Vi me laissa la barre de fer et je fis plusieurs aller-retour entre le jeune homme et le brasier pour le marquer : Lâche. La chaleur brûlait sa chair, faisant déjà apparaître des cloques. Ce qui lui causa évidemment de pousser plusieurs hurlements de douleur et donc de faire s’accroître les deux coupures qui formaient le sourire de Glasgow.
Suite à ça, nous lui mettions un sac sur la tête assez aéré pour qu’il ne s’étouffe pas, mais assez épais pour qu’il ne voit pas ce qui allait lui arriver. Nous avions donc continué à le torturer en le coupant à plusieurs endroits, assez profonds pour qu’il saigne bien, mais tout de même pas jusqu’à la mort. Il fallait le garder en vie encore un peu. À présent, il était à bout de force et nous devions le réveiller à coup de bassine d’eau glacée. Ça lui faisait toujours ce petit truc qui le réveillait en sursaut. Une sorte de décharge électrique peut-être ?

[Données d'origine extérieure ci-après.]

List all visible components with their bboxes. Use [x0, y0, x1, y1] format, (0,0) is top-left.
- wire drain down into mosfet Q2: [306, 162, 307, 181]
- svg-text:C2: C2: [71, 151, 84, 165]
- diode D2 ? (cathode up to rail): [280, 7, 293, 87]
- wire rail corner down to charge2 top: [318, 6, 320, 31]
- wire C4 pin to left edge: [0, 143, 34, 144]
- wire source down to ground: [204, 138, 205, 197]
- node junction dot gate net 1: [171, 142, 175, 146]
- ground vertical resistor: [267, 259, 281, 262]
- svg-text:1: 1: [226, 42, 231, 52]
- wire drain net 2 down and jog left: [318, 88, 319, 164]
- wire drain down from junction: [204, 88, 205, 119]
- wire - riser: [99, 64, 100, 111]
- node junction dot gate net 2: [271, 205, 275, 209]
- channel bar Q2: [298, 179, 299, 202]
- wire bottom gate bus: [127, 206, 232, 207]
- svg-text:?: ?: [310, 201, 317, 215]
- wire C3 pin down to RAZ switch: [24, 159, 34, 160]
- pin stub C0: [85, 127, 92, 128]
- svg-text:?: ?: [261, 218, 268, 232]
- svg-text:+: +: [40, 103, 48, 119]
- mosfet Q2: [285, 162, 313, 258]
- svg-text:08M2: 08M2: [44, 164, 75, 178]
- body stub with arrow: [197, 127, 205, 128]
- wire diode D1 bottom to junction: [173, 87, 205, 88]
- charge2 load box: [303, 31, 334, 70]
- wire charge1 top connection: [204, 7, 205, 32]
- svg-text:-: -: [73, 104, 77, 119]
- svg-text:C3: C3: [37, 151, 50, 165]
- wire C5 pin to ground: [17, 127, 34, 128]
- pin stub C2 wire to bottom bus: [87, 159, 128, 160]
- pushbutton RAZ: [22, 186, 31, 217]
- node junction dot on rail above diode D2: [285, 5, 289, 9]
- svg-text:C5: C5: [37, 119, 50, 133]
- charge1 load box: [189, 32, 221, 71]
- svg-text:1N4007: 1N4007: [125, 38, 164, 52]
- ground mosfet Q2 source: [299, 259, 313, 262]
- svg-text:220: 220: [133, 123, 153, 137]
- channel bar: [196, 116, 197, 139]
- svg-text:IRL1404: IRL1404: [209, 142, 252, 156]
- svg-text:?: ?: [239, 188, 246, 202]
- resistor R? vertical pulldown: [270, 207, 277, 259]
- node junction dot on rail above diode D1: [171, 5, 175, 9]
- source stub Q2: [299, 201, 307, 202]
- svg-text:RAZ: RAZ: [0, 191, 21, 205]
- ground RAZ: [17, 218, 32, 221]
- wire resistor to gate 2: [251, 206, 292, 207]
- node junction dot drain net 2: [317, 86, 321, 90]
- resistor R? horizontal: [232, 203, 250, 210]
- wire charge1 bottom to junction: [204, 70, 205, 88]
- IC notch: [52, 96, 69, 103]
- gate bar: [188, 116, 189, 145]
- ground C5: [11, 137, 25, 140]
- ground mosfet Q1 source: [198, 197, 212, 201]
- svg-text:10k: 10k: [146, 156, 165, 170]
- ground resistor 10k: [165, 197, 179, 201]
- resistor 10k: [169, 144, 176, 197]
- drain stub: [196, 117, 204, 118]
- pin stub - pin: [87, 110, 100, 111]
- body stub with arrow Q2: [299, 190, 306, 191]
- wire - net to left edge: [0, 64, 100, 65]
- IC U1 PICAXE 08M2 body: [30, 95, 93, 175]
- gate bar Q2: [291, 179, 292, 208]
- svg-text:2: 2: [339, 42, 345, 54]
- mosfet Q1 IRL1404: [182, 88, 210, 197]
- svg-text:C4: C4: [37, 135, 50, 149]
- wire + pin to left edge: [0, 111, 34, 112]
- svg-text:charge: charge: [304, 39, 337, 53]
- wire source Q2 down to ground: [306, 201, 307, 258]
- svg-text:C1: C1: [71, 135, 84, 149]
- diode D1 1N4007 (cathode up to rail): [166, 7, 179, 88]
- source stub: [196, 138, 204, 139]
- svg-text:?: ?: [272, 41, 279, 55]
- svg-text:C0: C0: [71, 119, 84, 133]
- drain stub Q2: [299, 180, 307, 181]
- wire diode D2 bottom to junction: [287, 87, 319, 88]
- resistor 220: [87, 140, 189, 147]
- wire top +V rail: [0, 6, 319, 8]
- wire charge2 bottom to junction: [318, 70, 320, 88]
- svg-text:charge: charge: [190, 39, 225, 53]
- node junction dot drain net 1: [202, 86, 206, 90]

Cependant, la fin de la journée arrivait et nous allions devoir partir étant donné que nos parents nous attendaient. Nous lui retirions le sac et lui montrions de nouveau Abysse, couverte de sang.
« Tu vois ce couteau? Abysse… Elle va te retirer ce qui t’a servi pour regarder ma petite amie pendant que tu la torturais et qu’elle était nue. Et puis… Tu te videras de ton sang par le pénis qu’on t’aura découpé. »

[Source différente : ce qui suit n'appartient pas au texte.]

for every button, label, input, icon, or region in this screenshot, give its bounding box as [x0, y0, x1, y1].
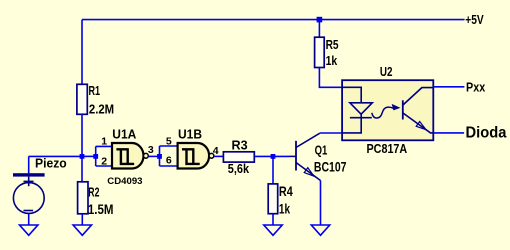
- svg-text:R5: R5: [326, 37, 339, 52]
- svg-text:3: 3: [148, 144, 154, 156]
- svg-text:6: 6: [166, 154, 172, 166]
- wire Pxx: [433, 86, 464, 88]
- wire +5V to R5: [318, 20, 320, 38]
- svg-text:U1A: U1A: [112, 127, 137, 142]
- wire R4 to ground: [272, 214, 274, 225]
- svg-text:R3: R3: [232, 138, 248, 153]
- resistor R5: [315, 37, 325, 67]
- piezo transducer plate: [13, 173, 45, 176]
- ground R2: [73, 225, 91, 235]
- wire U1A pin 1: [96, 145, 112, 147]
- transistor Q1: [289, 133, 321, 180]
- node junction piezo/R1/R2: [80, 154, 85, 159]
- ground piezo: [20, 225, 38, 235]
- op-amp U1B nand gate body: [178, 143, 214, 169]
- wire U1A pin 3 output: [148, 155, 159, 157]
- resistor R4: [268, 184, 278, 214]
- svg-text:+5V: +5V: [465, 12, 484, 27]
- wire node to R4: [272, 156, 274, 184]
- wire node to gate input node: [82, 155, 96, 157]
- svg-text:1k: 1k: [279, 201, 290, 217]
- svg-text:Dioda: Dioda: [466, 125, 507, 142]
- svg-text:U2: U2: [380, 64, 393, 79]
- phototransistor inside U2: [403, 88, 434, 133]
- wire piezo to ground: [28, 213, 30, 225]
- svg-text:2: 2: [101, 155, 107, 167]
- svg-text:R1: R1: [89, 83, 101, 98]
- wire R2 to ground: [81, 214, 83, 225]
- op-amp U1A nand gate body: [112, 143, 148, 169]
- svg-text:Q1: Q1: [315, 142, 328, 157]
- wire U1A pin 2: [96, 165, 112, 167]
- wire Q1 emitter to ground: [320, 181, 322, 226]
- svg-text:CD4093: CD4093: [107, 176, 142, 187]
- resistor R1: [77, 84, 87, 114]
- wire +5V top rail: [82, 19, 465, 21]
- node junction R4/base: [271, 154, 276, 159]
- wire R5 to optocoupler anode: [319, 68, 342, 88]
- wire U1A input vertical: [95, 146, 97, 166]
- svg-text:Pxx: Pxx: [466, 80, 486, 95]
- svg-text:Piezo: Piezo: [35, 155, 67, 170]
- wire left drop from +5V rail to R1: [81, 20, 83, 85]
- svg-text:1k: 1k: [326, 53, 338, 68]
- node junction U1B inputs: [157, 154, 162, 159]
- node junction U1A inputs: [93, 154, 98, 159]
- resistor R3: [223, 152, 254, 162]
- svg-text:2.2M: 2.2M: [89, 102, 114, 117]
- wire Q1 collector to optocoupler: [320, 132, 343, 134]
- ground R4: [264, 225, 282, 235]
- svg-text:R4: R4: [279, 183, 293, 199]
- svg-text:U1B: U1B: [178, 127, 202, 142]
- ground Q1 emitter: [311, 225, 329, 235]
- wire R1 bottom through node to R2: [81, 114, 83, 182]
- svg-text:BC107: BC107: [314, 159, 347, 175]
- wire R3 to Q1 base: [254, 155, 289, 157]
- wire U1B input vertical: [159, 146, 161, 166]
- svg-text:5,6k: 5,6k: [228, 161, 250, 176]
- wire U1B pin 5: [160, 145, 178, 147]
- wire Dioda: [433, 132, 464, 134]
- svg-text:5: 5: [166, 135, 172, 147]
- wire piezo horizontal: [29, 155, 82, 157]
- svg-text:4: 4: [213, 145, 219, 157]
- piezo transducer body: [13, 177, 44, 214]
- wire piezo vertical to plate: [28, 156, 30, 173]
- svg-text:R2: R2: [88, 184, 99, 199]
- diode LED inside U2: [343, 87, 373, 133]
- svg-text:PC817A: PC817A: [367, 141, 408, 156]
- resistor R2: [78, 182, 88, 214]
- node junction +5V/R5: [317, 17, 323, 23]
- wire U1B pin 6: [160, 165, 178, 167]
- svg-text:1: 1: [101, 135, 107, 147]
- wire U1B pin 4 output to R3: [214, 155, 223, 157]
- light arrow inside U2: [372, 105, 400, 118]
- svg-text:1.5M: 1.5M: [88, 201, 114, 217]
- optocoupler U2 box: [342, 80, 433, 140]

Taric écarquilla les yeux alors que toutes les deux nous ricanions. Malgré tout, nous allions devoir faire vite. C’est pour cela que nous n’avions pas perdu de temps et que son sourire de l’ange s’étendait à présent d’une oreille à l’autre tellement le jeune homme avait hurlé. Pleurer de douleur aussi, mais… C’était un juste retour des choses, enfin… Sûrement un peu plus grave ? Non ! Vouloir violer quelqu’un était quelque chose qu’on ne pouvait jamais punir à sa juste valeur, à part par la mort, évidemment. Alors pour le temps qu’il nous restait, le temps que ceux du gang s’occupant de toujours effacer les preuves arrivent. Nous l’énucléions en vitesse, mais en prenant notre plaisir, j’avais eu une idée. Ma sœur me regardait partir vers le brasier et je revenais avec des cendres brûlante que j’avais prises sur la barre de fer pour la mettre dans ses orbites à présent vides. Une fois la fin de son cri poussé, nous finissions par le castrer, lentement, pour qu’il ressente bien toutes les sensations avant de lui mettre son pénis dans la bouche.

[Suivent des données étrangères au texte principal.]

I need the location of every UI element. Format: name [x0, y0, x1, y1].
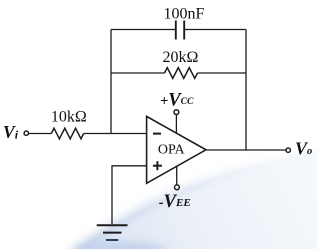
svg-text:Vo: Vo [295, 139, 312, 159]
resistor R2 zigzag [165, 68, 198, 79]
power +VCC stub [175, 114, 177, 133]
ground [97, 225, 128, 240]
wire non-inverting input to ground riser [112, 166, 147, 225]
svg-text:20kΩ: 20kΩ [163, 49, 199, 66]
svg-text:Vi: Vi [3, 122, 19, 142]
wire feedback right vertical [245, 30, 247, 151]
power -VEE terminal circle [175, 185, 180, 190]
node Vo terminal circle [286, 148, 290, 152]
wire input from Vi terminal to resistor [29, 133, 52, 135]
wire resistor branch right [198, 72, 247, 74]
node Vi terminal circle [24, 131, 28, 135]
op-amp U1 triangle [147, 116, 206, 183]
capacitor C1 plates [176, 21, 184, 40]
svg-text:100nF: 100nF [164, 6, 205, 23]
power -VEE stub [176, 167, 178, 186]
power +VCC terminal circle [174, 110, 179, 115]
op-amp inverting input minus sign [153, 133, 161, 135]
wire top capacitor branch left [111, 29, 175, 31]
svg-text:10kΩ: 10kΩ [51, 109, 87, 126]
wire feedback left vertical [110, 30, 112, 134]
wire input resistor to op-amp [84, 133, 147, 135]
wire top capacitor branch right [185, 29, 246, 31]
wire resistor branch left [111, 72, 165, 74]
svg-text:OPA: OPA [158, 143, 186, 158]
wire output [206, 149, 286, 151]
svg-text:+VCC: +VCC [160, 91, 194, 111]
resistor R1 zigzag [51, 128, 83, 139]
op-amp non-inverting input plus sign [153, 165, 162, 167]
background wave (decorative) [70, 149, 319, 249]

Nos amis et membres du gang venaient d’arriver et nous allions donc les laisser. La nuit commençait à tomber et il fallait que Vi et moi rentrions. Cependant, j’allais prendre le poul de Taric. Il battait, faiblement, très faiblement, mais Taric n’allait pas tard à laisser échapper son dernier souffle. Je pris la parole d’un ton sans aucune once de culpabilité.
« Il va mourir dans quelques minutes. C’était bien marrant, mais on doit rentrer, grande sœur.»
Dis-je à présent en ricanant. On entendit un gémissement venant de Taric et Vi s’approcha en tapotant sa joue.
«Fallait pas s’en prendre à ma petite amie… Regarde dans quel état tu es… Allé tchao. » Sur ces mots, je la suivais et nous repartions en direction de chez nous.